# It's Official!!



## BirdCrazyJill (Jan 12, 2011)

*Chewy is officially a GIRL!!!   

I was snuggling with HER tonight and I was making some whistling noises and SHE decided to "present" herself to me... head down, wings back, tail up... SHE is also 10 months old and has not lost a single one of her pearl markings  So I am glad to say that I have two FEMALE cockatiels and do not have to worry about any future breeding, and SHE will now keep those beautiful pearl markings forever :2thumbs: I was confused for a while because SHE likes to be vocal sometimes around bedtime, but now I know for sure!

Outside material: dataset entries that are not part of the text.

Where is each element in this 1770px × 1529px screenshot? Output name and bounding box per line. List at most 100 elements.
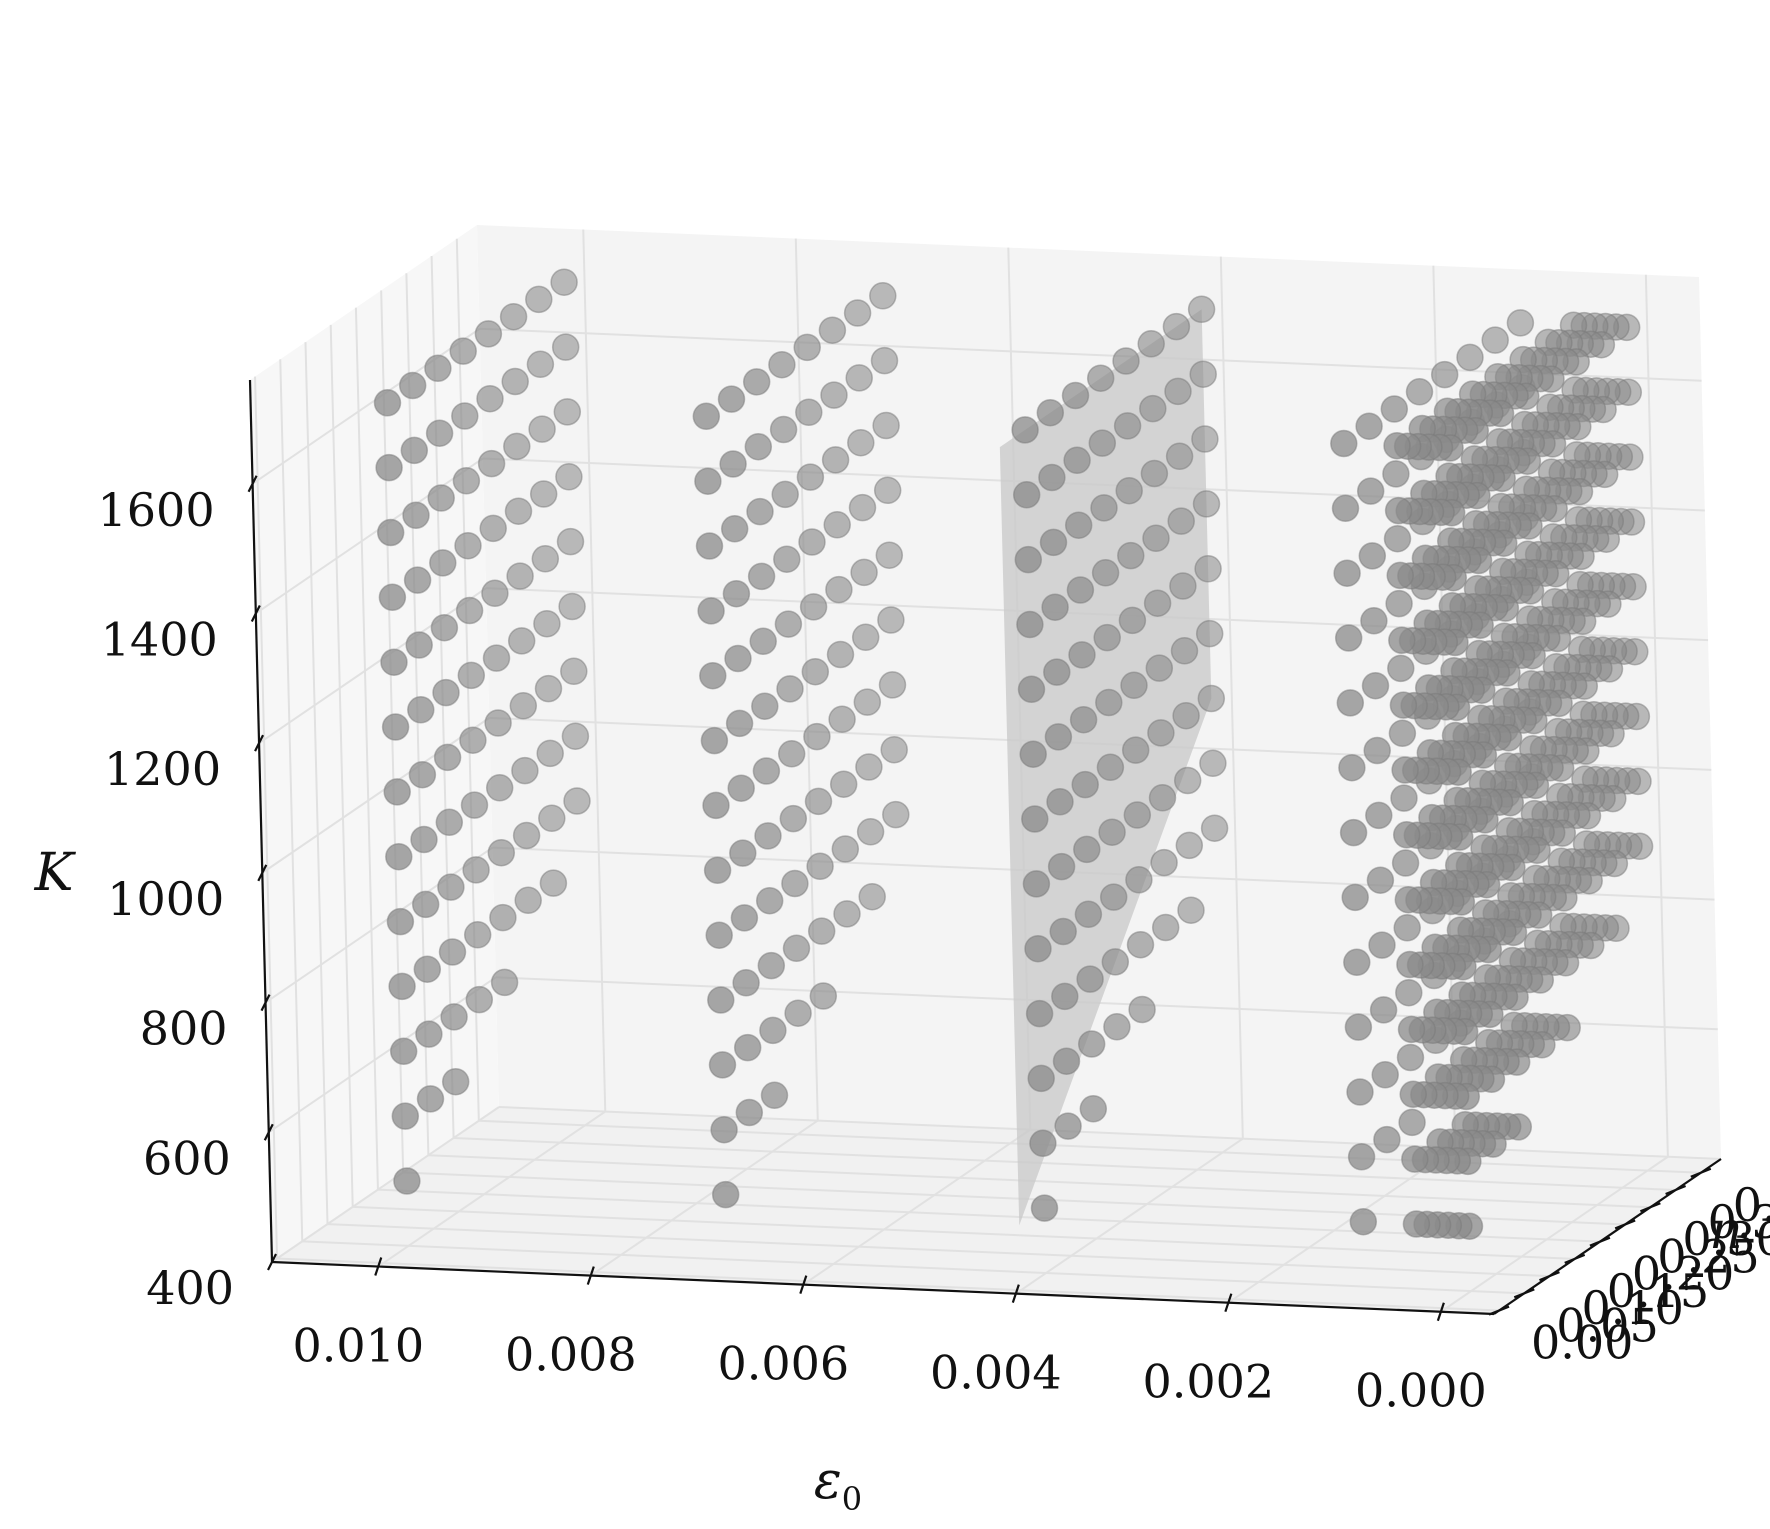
data-point	[376, 518, 405, 547]
data-point	[386, 907, 415, 936]
data-point	[1393, 914, 1421, 942]
data-point	[462, 856, 490, 884]
data-point	[1386, 561, 1414, 590]
data-point	[850, 558, 878, 587]
data-point	[1347, 1143, 1376, 1171]
data-point	[1061, 381, 1090, 410]
x-tick	[1011, 1284, 1020, 1304]
data-point	[459, 726, 487, 754]
data-point	[872, 411, 900, 440]
data-point	[781, 869, 809, 898]
data-point	[1052, 1047, 1081, 1075]
x-tick	[586, 1266, 595, 1285]
z-tick-label: 1200	[104, 742, 221, 796]
data-point	[695, 532, 724, 560]
grid-y-floor	[478, 1119, 1701, 1174]
data-point	[855, 753, 883, 781]
data-point	[509, 692, 538, 720]
y-tick-label: 0.20	[1632, 1247, 1734, 1301]
data-point	[1125, 866, 1153, 894]
data-point	[730, 904, 759, 932]
grid-x-back	[1219, 256, 1244, 1139]
data-point	[1101, 948, 1130, 976]
data-point	[1148, 784, 1177, 812]
data-point	[1396, 1043, 1425, 1072]
data-point	[460, 791, 489, 819]
data-point	[539, 869, 568, 897]
data-point	[760, 1081, 789, 1110]
data-point	[528, 415, 556, 443]
data-point	[1405, 378, 1434, 406]
data-point	[784, 999, 812, 1027]
y-tick-label: 0.30	[1682, 1212, 1770, 1266]
data-point	[424, 354, 452, 383]
data-point	[499, 302, 528, 331]
data-point	[1167, 507, 1195, 535]
y-tick	[1539, 1271, 1560, 1282]
data-point	[534, 674, 563, 703]
data-point	[1016, 610, 1044, 639]
data-point	[1506, 309, 1535, 337]
y-tick	[1614, 1219, 1636, 1230]
data-point	[1049, 917, 1077, 946]
data-point	[1344, 1013, 1373, 1041]
data-point	[1175, 831, 1204, 860]
data-point	[858, 882, 886, 911]
data-point	[1039, 528, 1068, 557]
data-point	[1177, 896, 1205, 924]
grid-x-floor	[590, 1119, 819, 1277]
data-point	[410, 825, 438, 854]
data-points	[373, 268, 1654, 1240]
data-point	[383, 778, 411, 806]
data-point	[1191, 425, 1219, 453]
data-point	[708, 1051, 737, 1079]
data-point	[463, 921, 492, 949]
data-point	[820, 381, 848, 409]
data-point	[803, 722, 831, 751]
z-tick	[260, 994, 271, 1012]
y-tick	[1639, 1202, 1661, 1213]
data-point	[479, 514, 507, 543]
data-point	[1074, 900, 1103, 929]
data-point	[1398, 1108, 1426, 1137]
data-point	[1363, 736, 1391, 765]
data-point	[705, 921, 733, 949]
data-point	[782, 934, 811, 963]
data-point	[1073, 835, 1101, 864]
grid-z-left	[261, 717, 490, 874]
data-point	[1394, 885, 1423, 914]
data-point	[435, 808, 464, 837]
data-point	[481, 579, 509, 608]
data-point	[746, 497, 774, 526]
data-point	[415, 1020, 443, 1048]
data-point	[403, 566, 432, 594]
data-point	[1172, 701, 1200, 730]
data-point	[1064, 511, 1093, 539]
data-point	[755, 886, 784, 915]
z-tick-label: 600	[143, 1131, 231, 1185]
data-point	[1380, 395, 1409, 423]
data-point	[1401, 1145, 1429, 1173]
data-point	[558, 592, 586, 621]
y-tick	[1513, 1288, 1535, 1299]
data-point	[1395, 978, 1423, 1007]
data-point	[437, 873, 465, 901]
data-point	[773, 545, 801, 573]
data-point	[506, 562, 534, 590]
data-point	[798, 528, 826, 556]
data-point	[1025, 999, 1054, 1028]
data-point	[776, 675, 804, 703]
data-point	[485, 774, 514, 802]
data-point	[457, 661, 486, 690]
z-tick	[267, 1253, 277, 1271]
data-point	[742, 368, 771, 396]
data-point	[1123, 801, 1152, 829]
data-point	[1098, 818, 1126, 846]
y-tick	[1665, 1184, 1687, 1196]
data-point	[1430, 360, 1459, 389]
data-point	[833, 900, 861, 928]
data-point	[751, 692, 779, 720]
data-point	[553, 398, 582, 426]
data-point	[433, 743, 462, 772]
data-point	[1147, 719, 1175, 747]
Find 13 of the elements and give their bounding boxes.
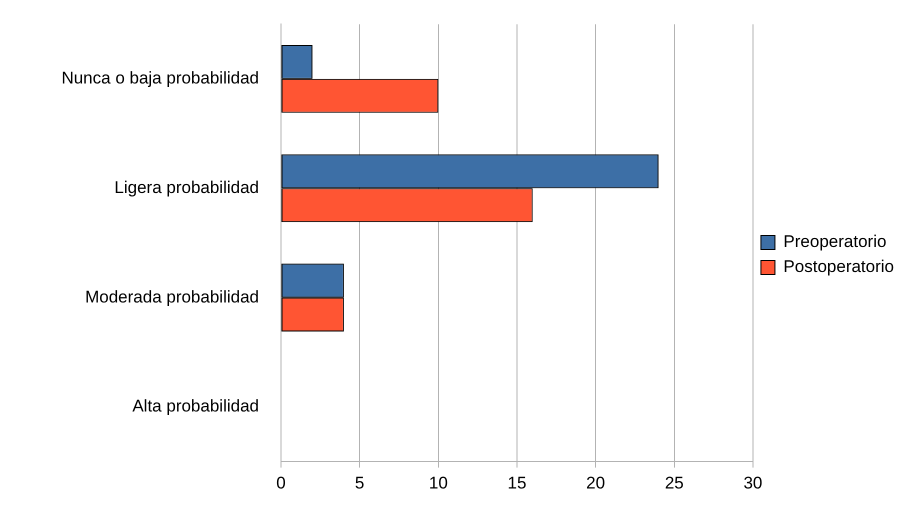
- y-tick-label: Alta probabilidad: [132, 396, 259, 416]
- legend-label: Preoperatorio: [783, 232, 886, 252]
- legend-label: Postoperatorio: [783, 257, 894, 276]
- x-tick-label: 30: [743, 473, 762, 492]
- x-tick-label: 5: [354, 473, 364, 492]
- x-tick-label: 15: [508, 473, 526, 492]
- y-tick-label: Nunca o baja probabilidad: [61, 68, 259, 88]
- x-tick-label: 0: [276, 473, 286, 492]
- x-tick-label: 25: [664, 473, 684, 492]
- y-tick-label: Moderada probabilidad: [85, 287, 259, 306]
- y-tick-label: Ligera probabilidad: [114, 178, 259, 197]
- x-tick-label: 20: [586, 473, 606, 492]
- x-tick-label: 10: [428, 473, 448, 492]
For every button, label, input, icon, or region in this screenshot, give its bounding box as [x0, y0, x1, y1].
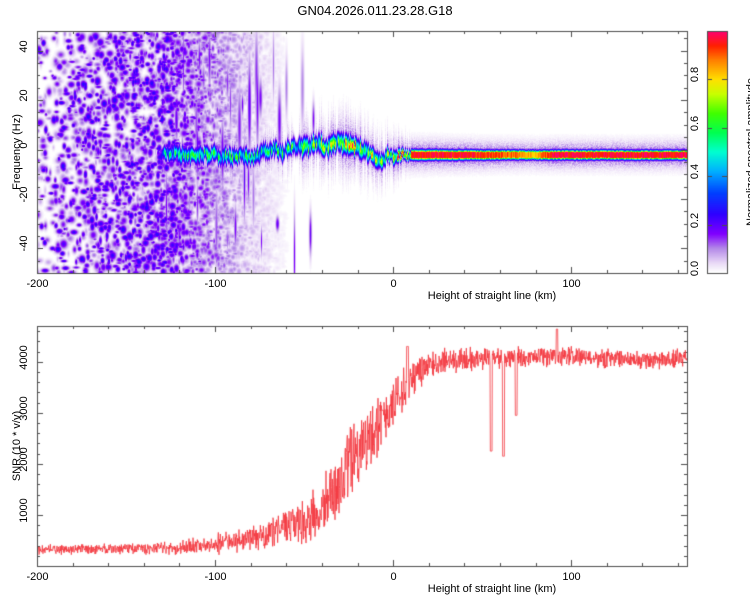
axis-tick-label: -200 [26, 278, 49, 290]
colorbar-tick-label: 0.4 [689, 163, 701, 179]
axis-tick-label: -40 [18, 235, 30, 251]
axis-tick-label: 0 [390, 278, 397, 290]
axis-tick-label: -100 [204, 278, 227, 290]
axis-tick-label: 2000 [18, 446, 30, 472]
colorbar-tick-label: 0.2 [689, 212, 701, 228]
axis-tick-label: 0 [390, 571, 397, 583]
axis-tick-label: 100 [562, 278, 581, 290]
colorbar-tick-label: 0.8 [689, 66, 701, 82]
axis-tick-label: 4000 [18, 344, 30, 370]
colorbar-axis-label: Normalized spectral amplitude [745, 78, 750, 226]
axis-tick-label: -200 [26, 571, 49, 583]
page-title: GN04.2026.011.23.28.G18 [297, 3, 453, 18]
spectrogram-x-axis-label: Height of straight line (km) [427, 290, 557, 302]
colorbar-tick-label: 0.0 [689, 260, 701, 276]
axis-tick-label: 100 [562, 571, 581, 583]
colorbar-tick-label: 0.6 [689, 115, 701, 131]
snr-x-axis-label: Height of straight line (km) [427, 583, 557, 595]
spectrogram-y-axis-label: Frequency (Hz) [11, 114, 23, 190]
axis-tick-label: -20 [18, 186, 30, 202]
axis-tick-label: 1000 [18, 497, 30, 523]
axis-tick-label: 40 [18, 39, 30, 53]
axis-tick-label: 20 [18, 88, 30, 102]
axis-tick-label: -100 [204, 571, 227, 583]
axis-tick-label: 0 [18, 141, 30, 149]
axis-tick-label: 3000 [18, 395, 30, 421]
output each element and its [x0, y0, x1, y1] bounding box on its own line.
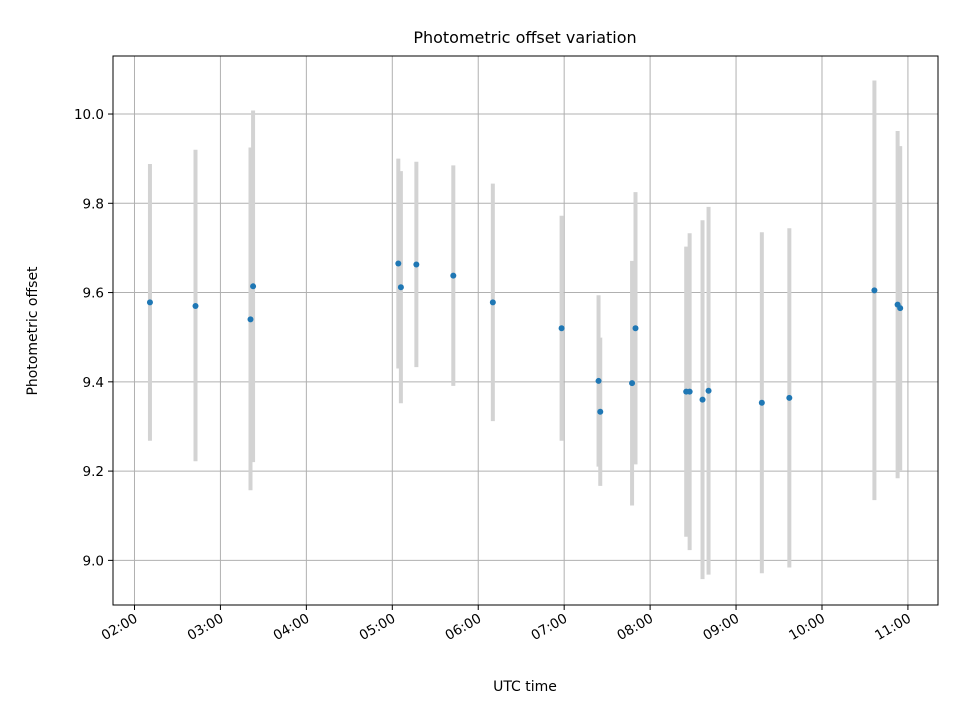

Here are some photos of my gorgeous GIRL 











*


----------



## Budget baby (Jan 1, 2013)

She is indeed a striking colour, It is lovely that she is so interactive and happy to be cuddled and preened a great relationship Lucky You.:budgie:


----------



## FaeryBee (May 9, 2011)

*Chewie is a very beautiful little girl! I'm glad you won't have to be concerned about the two tiels mating in the future. *


----------



## Jonah (Feb 3, 2013)

Awesome Jill...


----------



## kwatson (Jan 19, 2014)

That's awesome, and she is a beauty that's for sure


----------



## budgiebabie (May 8, 2014)

I just love Chewy! She is so beautiful. My bird store has a lutino and I can't stop thinking about it. Trying to control myself since I already have 2 tiels, 4 budgies and 4 zebra finches. My inlaws tell me I am running a non profit zoo.


----------



## PrincipePio (Jan 21, 2014)

She's a beautiful birdy!


----------



## aluz (Jul 24, 2011)

That's great news, even though it's going to take a while to get used to referring Chewy as a girl, congrats!! :woot:


----------



## guatemama (Jul 29, 2009)

So glad your girlie is gonna stay pearly!!


----------



## jellyblue (Aug 11, 2010)

Chewy is a beautiful little girl. Her crest is magnificent.


----------



## Impeckable (May 11, 2013)

I know I've said it on another thread but Chewie is a stunning looking bird, the markings on her wings are just beautiful :wow:


----------



## SkyBluesMommy (Jul 21, 2012)

Chewy is such a lovely little girl. Happy that you finally figured out her gender.


----------



## eduardo (Jul 24, 2011)

*Yaay! Good to know 
I love female tiels; they are so much sweeter and nicer than those crazy boys :laughing: Just look at my Tony, what a vandal :scare: LOL*


----------



## pmiaria (Jan 26, 2011)

She's got such beautiful markings and such a cute face ! This is the best way to find out the gender instead of finding an egg somewhere...


----------



## kcladyz (Apr 8, 2014)

soo pretty


----------



## CuteLittleBirdies (Sep 27, 2009)

*I have a confession.... I had secretly hoped Chewy was a girl  I love  pearls, and she is no exception!! Every time I see a picture of her I am tempted to get a tiel again, I had 2 of the absolute best if them growing up (one girl and one boy) but never a pearl *


----------



## BirdCrazyJill (Jan 12, 2011)

*Thanks everyone!! 



CuteLittleBirdies said:



I have a confession.... I had secretly hoped Chewy was a girl  I love  pearls, and she is no exception!! Every time I see a picture of her I am tempted to get a tiel again, I had 2 of the absolute best if them growing up (one girl and one boy) but never a pearl 

Click to expand...

Yes, she is a stunner!! I was hoping she would be a girl from the beginning as well because I just love the contrast of the grey and white in the whiteface pearls  I was thrown off because she is much more vocal than Muffin is in her chatter, so I thought it was a male trait! I am so glad she is keeping the pearls! and although she is extremely accident prone  she is the most snuggly little bird I have ever had! such a love bug  I could do without her screams though... *


----------



## Budgiekeet (Mar 4, 2012)

Finally some good news for you and Mike and your birds . I have to agree with you and everyone else that she is stunning. If I ever see one like her in the store she will be mine in an instant .


----------